Faibles et lâches ennemis de l’ombre d’un grand homme ! en tourmentant toutes les puissances du ciel et de la terre pour lui ravir les hommages qui lui sont dus, quel fruit attendez-vous de tant de vains efforts ? Effacerez-vous son souvenir de la mémoire des hommes ? Anéantirez-vous cette multitude de chefs-d’œuvre, éternels monuments de son génie, consacrés dans toutes les parties du monde à l’instruction et à l’admiration des races futures ? Est-ce par quelques défenses puériles, par quelques anathèmes impuissants, que vous pensez enchaîner ces torrents de lumière répandus d’un bout de l’univers à l’autre[1] ?

Non, sa gloire est au-dessus de toute atteinte ; ses ouvrages en sont les garants immortels.
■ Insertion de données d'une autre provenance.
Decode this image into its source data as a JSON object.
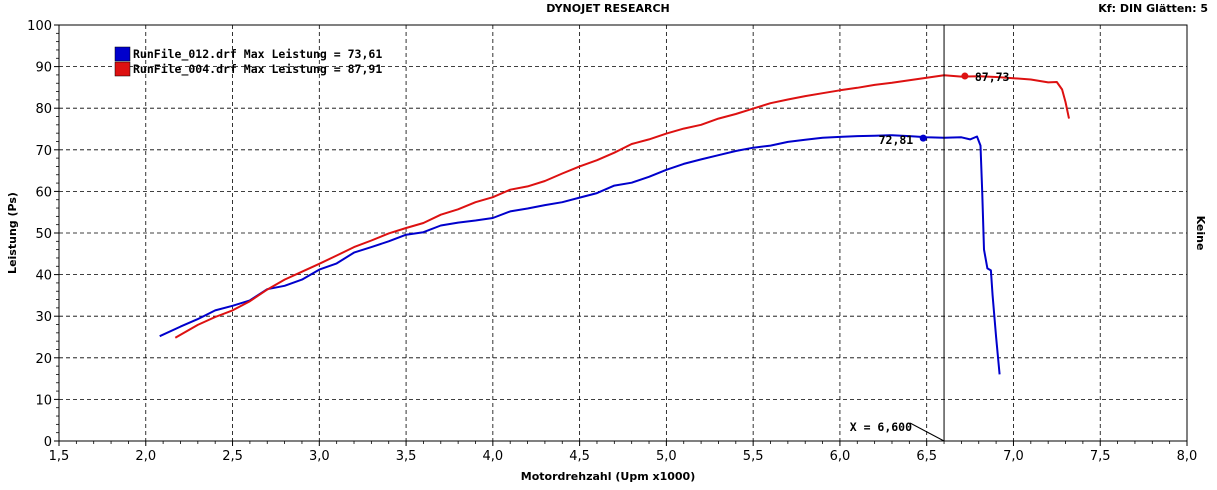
{
  "header": {
    "title": "DYNOJET RESEARCH",
    "correction": "Kf: DIN  Glätten: 5"
  },
  "right_label": "Keine",
  "cursor": {
    "x_value": 6.6,
    "label": "X = 6,600"
  },
  "colors": {
    "series_1": "#0000cc",
    "series_2": "#dd1111",
    "grid": "#000000"
  },
  "chart_data": {
    "type": "line",
    "xlabel": "Motordrehzahl (Upm x1000)",
    "ylabel": "Leistung (Ps)",
    "xlim": [
      1.5,
      8.0
    ],
    "ylim": [
      0,
      100
    ],
    "x_ticks": [
      "1,5",
      "2,0",
      "2,5",
      "3,0",
      "3,5",
      "4,0",
      "4,5",
      "5,0",
      "5,5",
      "6,0",
      "6,5",
      "7,0",
      "7,5",
      "8,0"
    ],
    "y_ticks": [
      "0",
      "10",
      "20",
      "30",
      "40",
      "50",
      "60",
      "70",
      "80",
      "90",
      "100"
    ],
    "grid": true,
    "legend_position": "top-left",
    "series": [
      {
        "name": "RunFile_012.drf Max Leistung = 73,61",
        "color": "#0000cc",
        "marker": {
          "x": 6.48,
          "y": 72.81,
          "label": "72,81"
        },
        "points": [
          [
            2.08,
            25.2
          ],
          [
            2.2,
            27.5
          ],
          [
            2.3,
            29.3
          ],
          [
            2.4,
            31.4
          ],
          [
            2.5,
            32.5
          ],
          [
            2.6,
            33.8
          ],
          [
            2.7,
            36.5
          ],
          [
            2.8,
            37.3
          ],
          [
            2.9,
            38.8
          ],
          [
            3.0,
            41.2
          ],
          [
            3.1,
            42.7
          ],
          [
            3.2,
            45.3
          ],
          [
            3.3,
            46.6
          ],
          [
            3.4,
            48.0
          ],
          [
            3.5,
            49.6
          ],
          [
            3.6,
            50.2
          ],
          [
            3.7,
            51.8
          ],
          [
            3.8,
            52.5
          ],
          [
            3.9,
            53.0
          ],
          [
            4.0,
            53.6
          ],
          [
            4.1,
            55.2
          ],
          [
            4.2,
            55.9
          ],
          [
            4.3,
            56.7
          ],
          [
            4.4,
            57.4
          ],
          [
            4.5,
            58.5
          ],
          [
            4.6,
            59.6
          ],
          [
            4.7,
            61.4
          ],
          [
            4.8,
            62.1
          ],
          [
            4.9,
            63.5
          ],
          [
            5.0,
            65.2
          ],
          [
            5.1,
            66.6
          ],
          [
            5.2,
            67.7
          ],
          [
            5.3,
            68.7
          ],
          [
            5.4,
            69.7
          ],
          [
            5.5,
            70.5
          ],
          [
            5.6,
            71.0
          ],
          [
            5.7,
            71.9
          ],
          [
            5.8,
            72.4
          ],
          [
            5.9,
            72.9
          ],
          [
            6.0,
            73.1
          ],
          [
            6.1,
            73.3
          ],
          [
            6.2,
            73.4
          ],
          [
            6.3,
            73.5
          ],
          [
            6.4,
            73.3
          ],
          [
            6.5,
            73.0
          ],
          [
            6.6,
            72.9
          ],
          [
            6.7,
            73.0
          ],
          [
            6.75,
            72.5
          ],
          [
            6.79,
            73.2
          ],
          [
            6.81,
            71.0
          ],
          [
            6.82,
            60.0
          ],
          [
            6.83,
            46.0
          ],
          [
            6.85,
            41.5
          ],
          [
            6.87,
            41.0
          ],
          [
            6.88,
            35.0
          ],
          [
            6.9,
            25.0
          ],
          [
            6.92,
            16.0
          ]
        ]
      },
      {
        "name": "RunFile_004.drf Max Leistung = 87,91",
        "color": "#dd1111",
        "marker": {
          "x": 6.72,
          "y": 87.73,
          "label": "87,73"
        },
        "points": [
          [
            2.17,
            24.8
          ],
          [
            2.3,
            27.9
          ],
          [
            2.4,
            29.8
          ],
          [
            2.5,
            31.4
          ],
          [
            2.6,
            33.6
          ],
          [
            2.7,
            36.4
          ],
          [
            2.8,
            38.8
          ],
          [
            2.9,
            40.7
          ],
          [
            3.0,
            42.6
          ],
          [
            3.1,
            44.6
          ],
          [
            3.2,
            46.6
          ],
          [
            3.3,
            48.2
          ],
          [
            3.4,
            49.9
          ],
          [
            3.5,
            51.2
          ],
          [
            3.6,
            52.4
          ],
          [
            3.7,
            54.4
          ],
          [
            3.8,
            55.7
          ],
          [
            3.9,
            57.4
          ],
          [
            4.0,
            58.6
          ],
          [
            4.1,
            60.4
          ],
          [
            4.2,
            61.2
          ],
          [
            4.3,
            62.5
          ],
          [
            4.4,
            64.3
          ],
          [
            4.5,
            66.0
          ],
          [
            4.6,
            67.5
          ],
          [
            4.7,
            69.3
          ],
          [
            4.8,
            71.4
          ],
          [
            4.9,
            72.5
          ],
          [
            5.0,
            73.9
          ],
          [
            5.1,
            75.1
          ],
          [
            5.2,
            76.0
          ],
          [
            5.3,
            77.5
          ],
          [
            5.4,
            78.6
          ],
          [
            5.5,
            79.9
          ],
          [
            5.6,
            81.2
          ],
          [
            5.7,
            82.1
          ],
          [
            5.8,
            82.9
          ],
          [
            5.9,
            83.6
          ],
          [
            6.0,
            84.3
          ],
          [
            6.1,
            84.9
          ],
          [
            6.2,
            85.6
          ],
          [
            6.3,
            86.1
          ],
          [
            6.4,
            86.7
          ],
          [
            6.5,
            87.3
          ],
          [
            6.6,
            87.9
          ],
          [
            6.7,
            87.6
          ],
          [
            6.8,
            87.7
          ],
          [
            6.9,
            87.5
          ],
          [
            7.0,
            87.2
          ],
          [
            7.1,
            86.9
          ],
          [
            7.2,
            86.2
          ],
          [
            7.25,
            86.3
          ],
          [
            7.28,
            84.5
          ],
          [
            7.3,
            81.5
          ],
          [
            7.32,
            77.5
          ]
        ]
      }
    ]
  }
}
Mais votre triomphe est encore assez beau ; le vengeur des victimes opprimées par le fanatisme et la superstition n’est plus ; ce grand ascendant sur l’esprit de son siècle, cet ascendant prodigieux qui tenait à sa personne, au caractère particulier de son esprit, à soixante ans de gloire et de succès, cet ascendant qui vous fit frémir tant de fois n’est plus à craindre.

L’opinion publique, l’hommage de tous les talents, celui des hommes les plus distingués chez toutes les nations, la confiance et l’amitié de plusieurs souverains, avaient érigé pour lui une sorte de tribunal supérieur en quelque manière à tous les tribunaux du monde, puisque la raison et l’humanité seules en avaient dicté le code, puisque le génie en prononçait tous les arrêts. C’est à ce tribunal respectable que l’on a vu s’évanouir plus d’une fois les foudres de l’injustice, de la calomnie et de la superstition ; c’est là que fut vengée l’innocence des Calas, des Sirven, des La Barre. L’espoir prochain du rétablissement de la mémoire de l’infortuné comte de Lally fut le fruit de ses derniers soins, le dernier succès pour lequel sa vie presque éteinte parut se rallumer encore ; peu de jours avant sa fin, plongé dans une espèce de léthargie, il en sortit quelques moments lorsqu’on lui apprit la nouvelle du jugement de cette affaire, et les dernières lignes qu’il dicta furent adressées au fils de cet illustre infortuné ; les voici : « Le mourant ressuscite en apprenant cette grande nouvelle. Il embrasse bien tendrement M. de Lally. Il voit que le roi est le défenseur de la justice ; il mourra content. » Ce sont, pour ainsi dire, les derniers soupirs de cet homme célèbre[2].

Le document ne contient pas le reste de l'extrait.